Accurate environment maps are a key component for rendering photorealistic outdoor scenes with coherent illumination. They enable captivating visual arts, immersive virtual reality, and a wide range of engineering and scientific applications. Recent works have extended sky-models to be more comprehensive and inclusive of cloud formations but, as we demonstrate, existing methods fall short in faithfully recreating natural skies. Though in recent years the visual quality of DNN-generated High Dynamic Range Imagery (HDRI) has greatly improved, the environment maps generated by DNN sky-models do not re-light scenes with the same tones, shadows, and illumination as physically captured HDR imagery.

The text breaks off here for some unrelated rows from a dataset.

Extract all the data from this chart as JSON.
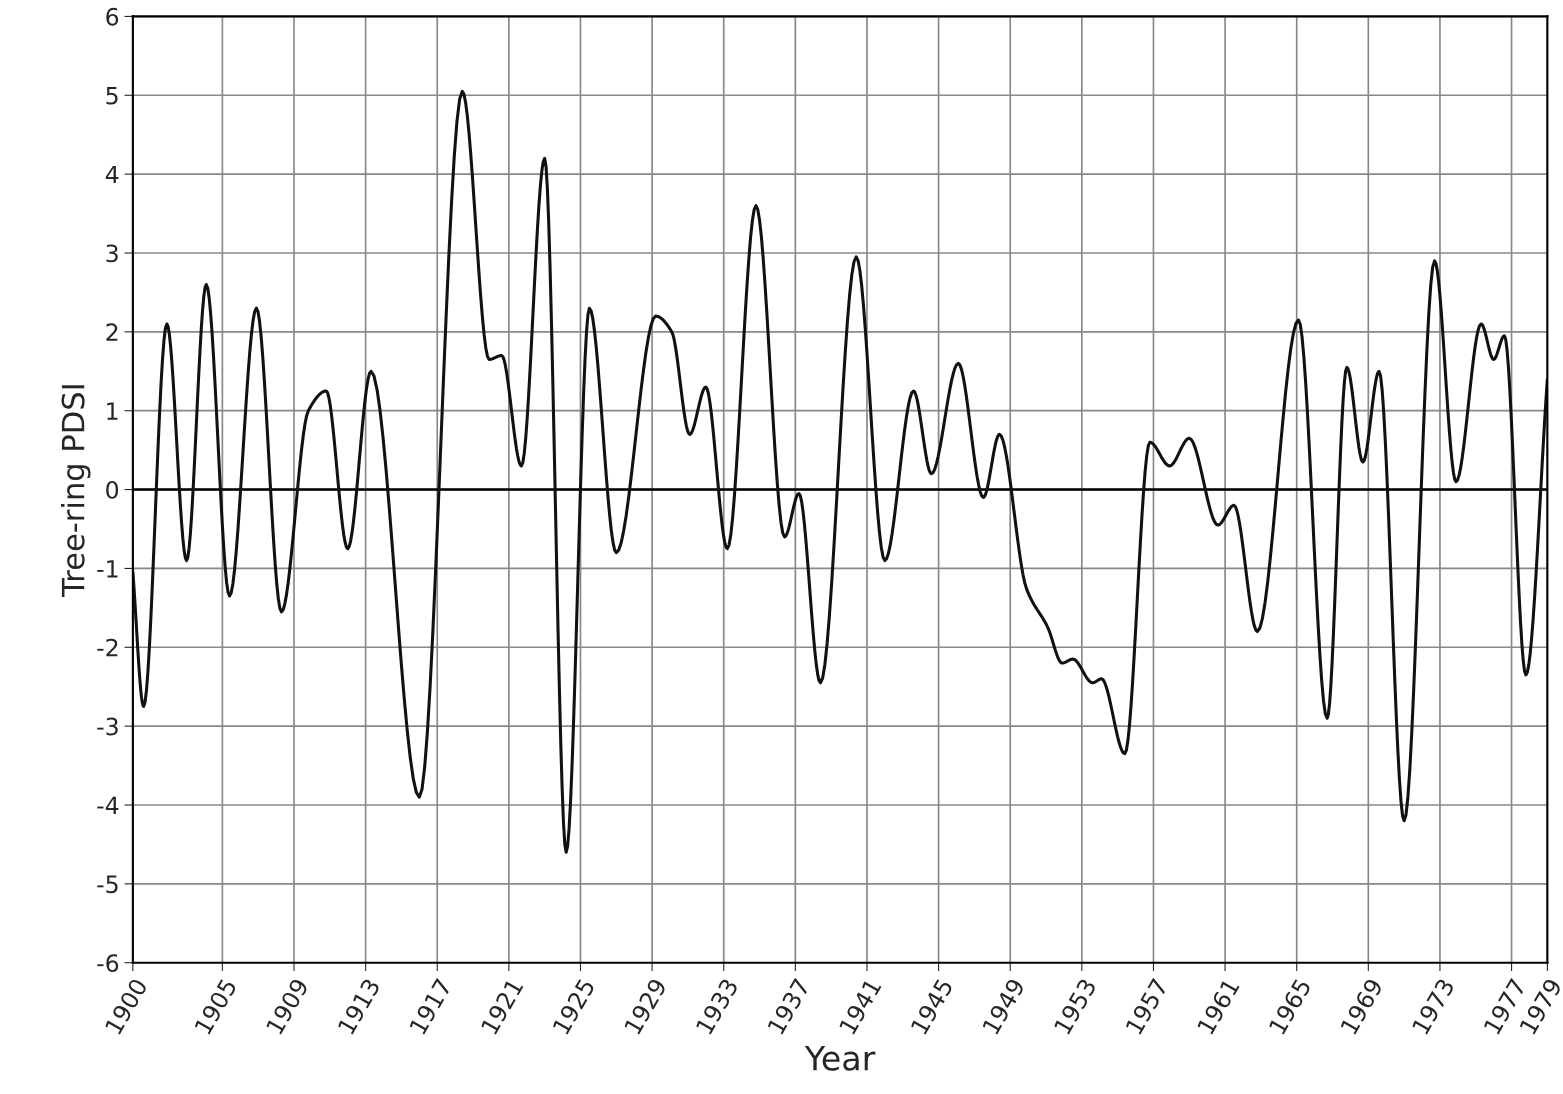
{
  "chart_data": {
    "type": "line",
    "xlabel": "Year",
    "ylabel": "Tree-ring PDSI",
    "xlim": [
      1900,
      1979
    ],
    "xticks": [
      1900,
      1905,
      1909,
      1913,
      1917,
      1921,
      1925,
      1929,
      1933,
      1937,
      1941,
      1945,
      1949,
      1953,
      1957,
      1961,
      1965,
      1969,
      1973,
      1977,
      1979
    ],
    "ylim": [
      -6,
      6
    ],
    "yticks": [
      -6,
      -5,
      -4,
      -3,
      -2,
      -1,
      0,
      1,
      2,
      3,
      4,
      5,
      6
    ],
    "grid": true,
    "marker": "none",
    "line_style": "solid",
    "ref_lines": [
      {
        "axis": "y",
        "value": 0,
        "color": "#000000"
      }
    ],
    "series": [
      {
        "color": "#111111",
        "x": [
          1900.0,
          1900.6,
          1901.9,
          1903.0,
          1904.1,
          1905.4,
          1906.9,
          1908.3,
          1909.8,
          1910.8,
          1912.0,
          1913.3,
          1916.0,
          1918.4,
          1919.9,
          1920.6,
          1921.7,
          1923.0,
          1924.2,
          1925.5,
          1927.0,
          1929.2,
          1930.1,
          1931.1,
          1932.0,
          1933.2,
          1934.8,
          1936.4,
          1937.2,
          1938.4,
          1940.4,
          1942.0,
          1943.6,
          1944.6,
          1946.1,
          1947.5,
          1948.4,
          1949.9,
          1951.1,
          1951.9,
          1952.5,
          1953.6,
          1954.1,
          1955.4,
          1956.8,
          1957.9,
          1959.0,
          1960.6,
          1961.5,
          1962.8,
          1965.1,
          1966.7,
          1967.8,
          1968.7,
          1969.6,
          1971.0,
          1972.7,
          1973.9,
          1975.3,
          1976.0,
          1976.6,
          1977.8,
          1979.0
        ],
        "values": [
          -1.05,
          -2.75,
          2.1,
          -0.9,
          2.6,
          -1.35,
          2.3,
          -1.55,
          1.0,
          1.25,
          -0.75,
          1.5,
          -3.9,
          5.05,
          1.65,
          1.7,
          0.3,
          4.2,
          -4.6,
          2.3,
          -0.8,
          2.2,
          2.0,
          0.7,
          1.3,
          -0.75,
          3.6,
          -0.6,
          -0.05,
          -2.45,
          2.95,
          -0.9,
          1.25,
          0.2,
          1.6,
          -0.1,
          0.7,
          -1.25,
          -1.75,
          -2.2,
          -2.15,
          -2.45,
          -2.4,
          -3.35,
          0.6,
          0.3,
          0.65,
          -0.45,
          -0.2,
          -1.8,
          2.15,
          -2.9,
          1.55,
          0.35,
          1.5,
          -4.2,
          2.9,
          0.1,
          2.1,
          1.65,
          1.95,
          -2.35,
          1.4
        ]
      }
    ]
  }
}
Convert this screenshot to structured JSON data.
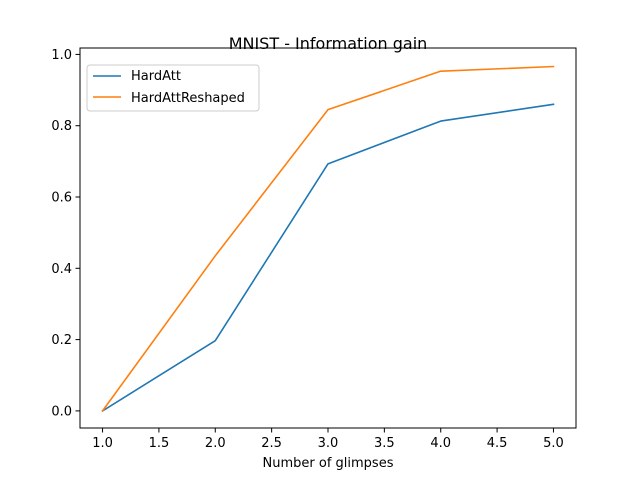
{
  "chart_data": {
    "type": "line",
    "title": "MNIST - Information gain",
    "xlabel": "Number of glimpses",
    "ylabel": "",
    "x": [
      1.0,
      2.0,
      3.0,
      4.0,
      5.0
    ],
    "xlim": [
      0.8,
      5.2
    ],
    "ylim": [
      -0.048,
      1.018
    ],
    "xticks": [
      1.0,
      1.5,
      2.0,
      2.5,
      3.0,
      3.5,
      4.0,
      4.5,
      5.0
    ],
    "xtick_labels": [
      "1.0",
      "1.5",
      "2.0",
      "2.5",
      "3.0",
      "3.5",
      "4.0",
      "4.5",
      "5.0"
    ],
    "yticks": [
      0.0,
      0.2,
      0.4,
      0.6,
      0.8,
      1.0
    ],
    "ytick_labels": [
      "0.0",
      "0.2",
      "0.4",
      "0.6",
      "0.8",
      "1.0"
    ],
    "grid": false,
    "legend_position": "upper-left",
    "series": [
      {
        "name": "HardAtt",
        "color": "#1f77b4",
        "values": [
          0.0,
          0.197,
          0.693,
          0.813,
          0.86
        ]
      },
      {
        "name": "HardAttReshaped",
        "color": "#ff7f0e",
        "values": [
          0.0,
          0.435,
          0.845,
          0.953,
          0.966
        ]
      }
    ]
  }
}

In this work, we demonstrate progress in HDR literature to be tangential to sky-modelling as current works cannot support both photorealism and the 22 f-stops required for the Full Dynamic Range (FDR) of outdoor illumination. We achieve this by proposing AllSky, a flexible all-weather sky-model learned directly from physically captured HDRI which we leverage to study the input modalities, tonemapping, conditioning, and evaluation of sky-models. Per user-controlled positioning of the sun and cloud formations, AllSky expands on current functionality by allowing for intuitive user control over environment maps and achieves state-of-the-art sky-model performance. Through our proposed evaluation, we demonstrate existing DNN sky-models are not interchangeable with physically captured HDRI or parametric sky-models, with current limitations being prohibitive of scalability and accurate illumination in downstream applications

Paper Structure

This paper contains 53 sections, 11 equations, 78 figures, 11 tables.

Figures (78)

  • Figure 1: IBL renders of AllSky environment maps and AllSky environment maps generated from user-drawn labels.
  • Figure 2: Each column illustrates the impact of an incremental clipping of exposure with exposure equalization to the 15EV ground truth. Though the environment-maps are visually unaltered, renderings have altered tones, shadows and light transmission (sun transmission; black glass orb).
  • Figure 3: Tone-Mapping operator ($T_m$) compression (left) and respective non-linearity between error ($\delta$=$0.01$) in LDR compressed space and error ($\Delta$) in uncompressed HDR space (right).
  • Figure 4: AllSky baseline architecture, accepting arbitrary discrete ($\mathbb{Z}^{+}$) or continuous ($\mathbb{R}$) $c_{i}$-channel input labels. The $c_{o}$-channel output can be evaluated by losses and metrics in $LDR$ compressed space, ${cLDR}$ compressed and clipped LDR-space, and ${HDR}$ inverse-tone-mapped linear space.
  • Figure 5: 3D surface of skydome illumination, coloured from low to high intensity. Disk above 3D surface illustrates skydome segmentation. The sun (red spike) is a small subset of pixels whose intensities belittle the remainder of the skydome. HDRDB sample from June 7th, 2016 at 1:54PM LavalHDRdb.